Que retenez-vous de cet échange ?
Les réponses que nous avons eues sont à même de pouvoir désamorcer l’explosion qui se préparait du côté des pêcheurs. Il y aura des aides d’urgence pour les pêcheurs impactés et, à moyen terme, il y aura des aides qui permettront la restructuration de la filière pêche parce qu’il va falloir prendre en compte les effets collatéraux de cette crise. On ne sait pas combien de personnes ont concernés, mais ceux qui le seront sont des chefs d’entreprise et leurs salariés car il n’y a pas de navires sans les matelots. L’étude d’impact socio-économique qui aurait du avoir été commencée doit démarrer immédiatement de façon à ce que nous puissions quantifier les besoins et les possibilités de chaque entreprise.

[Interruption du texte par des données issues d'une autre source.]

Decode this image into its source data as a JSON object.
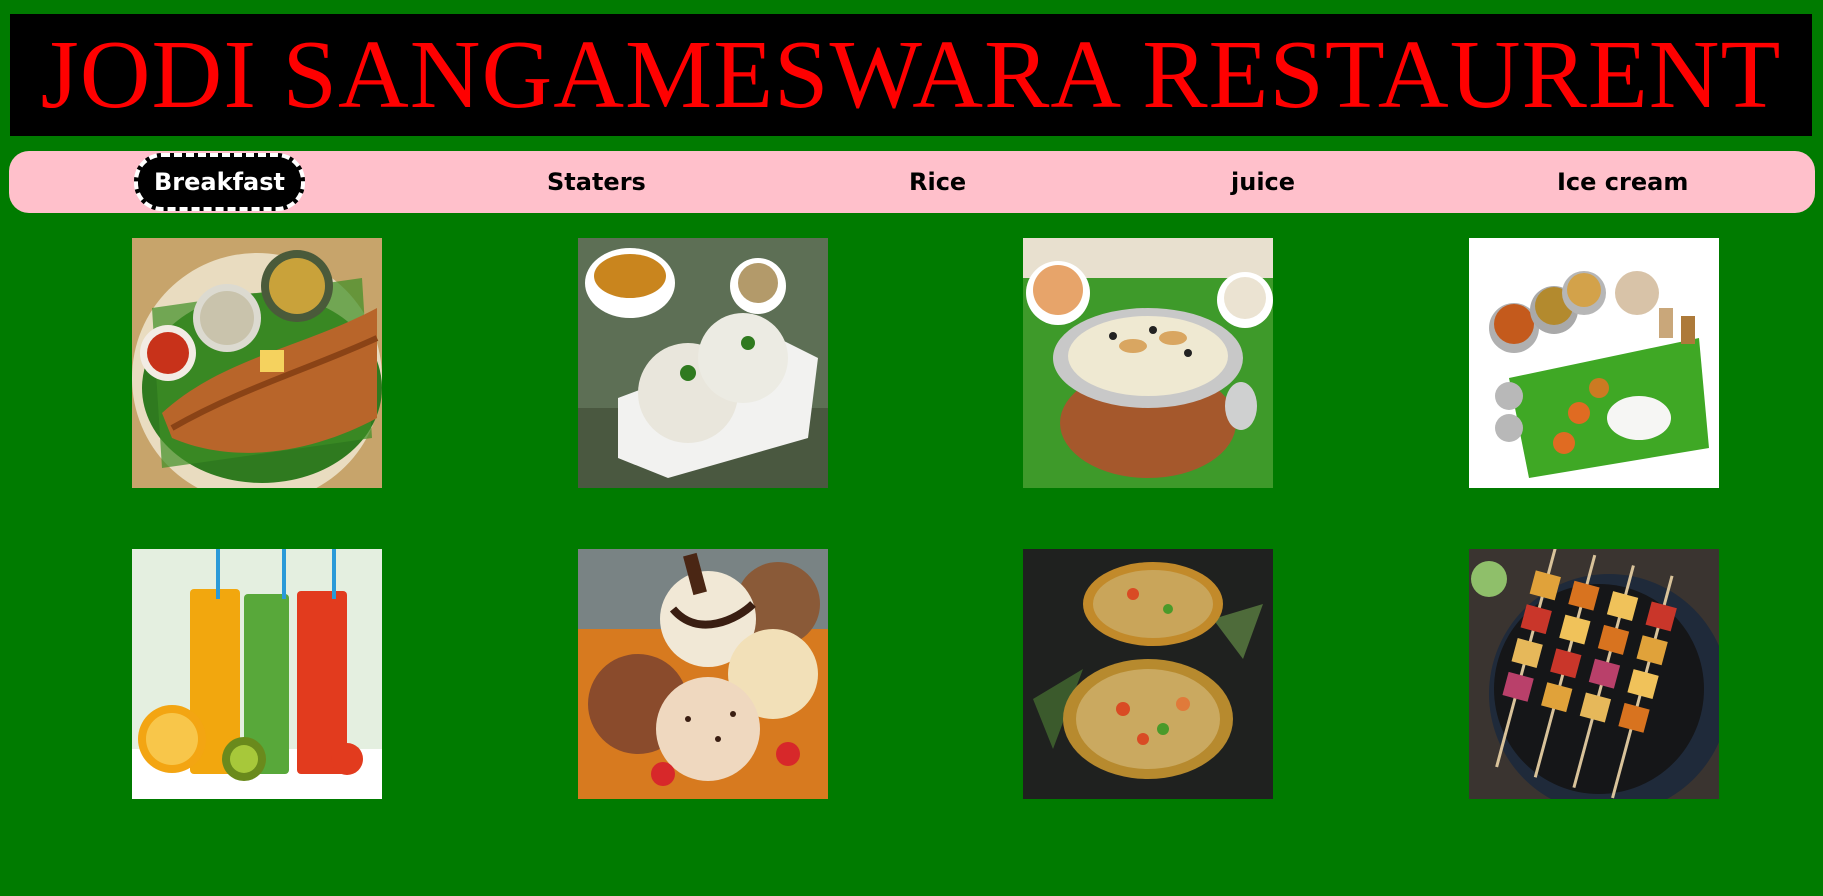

Le chlordécone est installé pour des siècles et c’est pourquoi nous avons demandé qu’il y ait des fonds alimentés de manière à prévoir dans le futur de nouvelles zones à nouveau impactées et d’autres professionnels touchés puisque chaque fois que l’eau de la montagne descend, c’est la mer qui se pollue…
Comment va s’opérer la restructuration de la filière ?
Elle doit toucher l’ensemble de la filière avec la remise sur pied de la coopérative et la mise en place du comité technique industriel. Nous y réfléchissons si tant est qu’on nous donne les moyens de mettre cette politique en œuvre par le biais du comité régional des pêches. Nous aurons accès aux POSEI si nous présentons une filière organisée. Ces financements ne sont, hélas, pas dans les tiroirs compte tenu de la crise. Certains ont déjà touché une partie des aides de minimis* en 2010 et il y a une possibilité supplémentaire. Mais ceux qui en ont bénéficié (entre 2 et 10 000 €) n’ont eu ni reconversion, ni accompagnement. L’aide d’urgence, oui, mais si on ne va pas vers un redéploiement de la profession sur de nouvelles activités, dans quelques mois on sera encore au point de départ.
Quelles sont ces nouvelles activités ?
Ce peut être des sorties de flotte, une réorientation vers la pêche hauturière ou, pour ceux qui ont des terrains, une reconversion vers l’écotourisme et les gîtes d’accueil. Ils auront tous besoin de plans de financement. Nous sommes donc partis pour quelques bonnes séances de travail encore.